Memory controllers for real-time embedded systems: predictable and composable real-time systems

Verification of real-time requirements in systems-on-chip becomes more complex as more applications are integrated. Predictable and composable systems can manage the increasing complexity using formal verification and simulation. This book explains the concepts of predictability and composability and shows how to apply them to the design and analysis of a memory controller, which is a key component in any real-time system. This book is generally intended for readers interested in Systems-on-Chips with real-time applications. It is especially well-suited for readers looking to use SDRAM memories in systems with hard or firm real-time requirements. There is a strong focus on real-time concepts, such as predictability and composability, as well as a brief discussion about memory controller architectures for high-performance computing. Readers will learn step-by-step how to go from an unpredictable SDRAM memory, offering highly variable bandwidth and latency, to a predictable and composable shared memory, providing guaranteed bandwidth and latency to isolated applications. This journey covers concepts for making memories and arbiters behave in a predictable and composable manner, as well as architecture descriptions of hardware blocks that implement the concepts. Provides an overview of trends in embedded system design that make design of real-time SoCs difficult, error-prone, and expensive; Introduces the concept of predictability, which is required for formal verification of real-time systems; Introduces the concept of composability, which is a divide and conquer technique that enables performance verification per application, instead of monolithic verification for all applications together; Describes a novel approach to composability, which applies to any predictable shared resource, thus widely extending the scope of composable platforms.
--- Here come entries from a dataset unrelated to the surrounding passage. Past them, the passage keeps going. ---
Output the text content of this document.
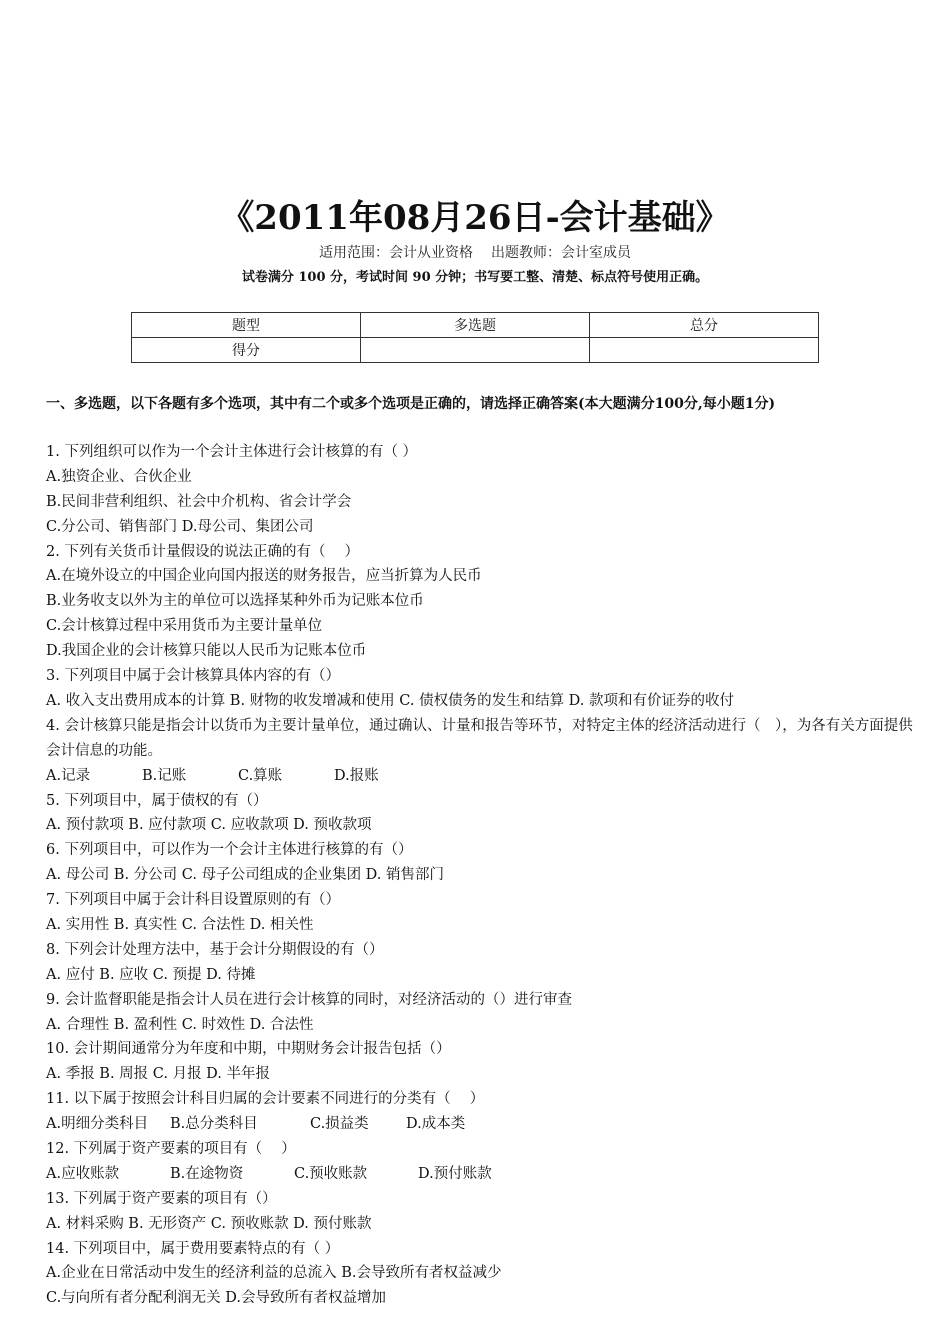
《2011年08月26日-会计基础》
适用范围：会计从业资格 出题教师：会计室成员
试卷满分 100 分，考试时间 90 分钟；书写要工整、清楚、标点符号使用正确。
题型	多选题	总分
得分		
一、多选题，以下各题有多个选项，其中有二个或多个选项是正确的，请选择正确答案(本大题满分100分,每小题1分)
1. 下列组织可以作为一个会计主体进行会计核算的有（ ）
A.独资企业、合伙企业
B.民间非营利组织、社会中介机构、省会计学会
C.分公司、销售部门 D.母公司、集团公司
2. 下列有关货币计量假设的说法正确的有（　 ）
A.在境外设立的中国企业向国内报送的财务报告，应当折算为人民币
B.业务收支以外为主的单位可以选择某种外币为记账本位币
C.会计核算过程中采用货币为主要计量单位
D.我国企业的会计核算只能以人民币为记账本位币
3. 下列项目中属于会计核算具体内容的有（）
A. 收入支出费用成本的计算 B. 财物的收发增减和使用 C. 债权债务的发生和结算 D. 款项和有价证券的收付
4. 会计核算只能是指会计以货币为主要计量单位，通过确认、计量和报告等环节，对特定主体的经济活动进行（　），为各有关方面提供会计信息的功能。
A.记录	B.记账	C.算账	D.报账
5. 下列项目中，属于债权的有（）
A. 预付款项 B. 应付款项 C. 应收款项 D. 预收款项
6. 下列项目中，可以作为一个会计主体进行核算的有（）
A. 母公司 B. 分公司 C. 母子公司组成的企业集团 D. 销售部门
7. 下列项目中属于会计科目设置原则的有（）
A. 实用性 B. 真实性 C. 合法性 D. 相关性
8. 下列会计处理方法中，基于会计分期假设的有（）
A. 应付 B. 应收 C. 预提 D. 待摊
9. 会计监督职能是指会计人员在进行会计核算的同时，对经济活动的（）进行审查
A. 合理性 B. 盈利性 C. 时效性 D. 合法性
10. 会计期间通常分为年度和中期，中期财务会计报告包括（）
A. 季报 B. 周报 C. 月报 D. 半年报
11. 以下属于按照会计科目归属的会计要素不同进行的分类有（　 ）
A.明细分类科目 B.总分类科目	C.损益类	D.成本类
12. 下列属于资产要素的项目有（　 ）
A.应收账款	B.在途物资	C.预收账款	D.预付账款
13. 下列属于资产要素的项目有（）
A. 材料采购 B. 无形资产 C. 预收账款 D. 预付账款
14. 下列项目中，属于费用要素特点的有（ ）
A.企业在日常活动中发生的经济利益的总流入 B.会导致所有者权益减少
C.与向所有者分配利润无关 D.会导致所有者权益增加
This is the first approach that can efficiently support SDRAM, which is an essential system component; Provides an overview of the SDRAM architecture at a level that is relevant for system designers, not memory designers, and explains why SDRAM architectures are difficult to use in real-time systems; Describes concepts, architectures, implementation and worst-case performance analysis of predictable SDRAM accesses, as well as predictable and composable memory arbitration, which can be applied to all memory types.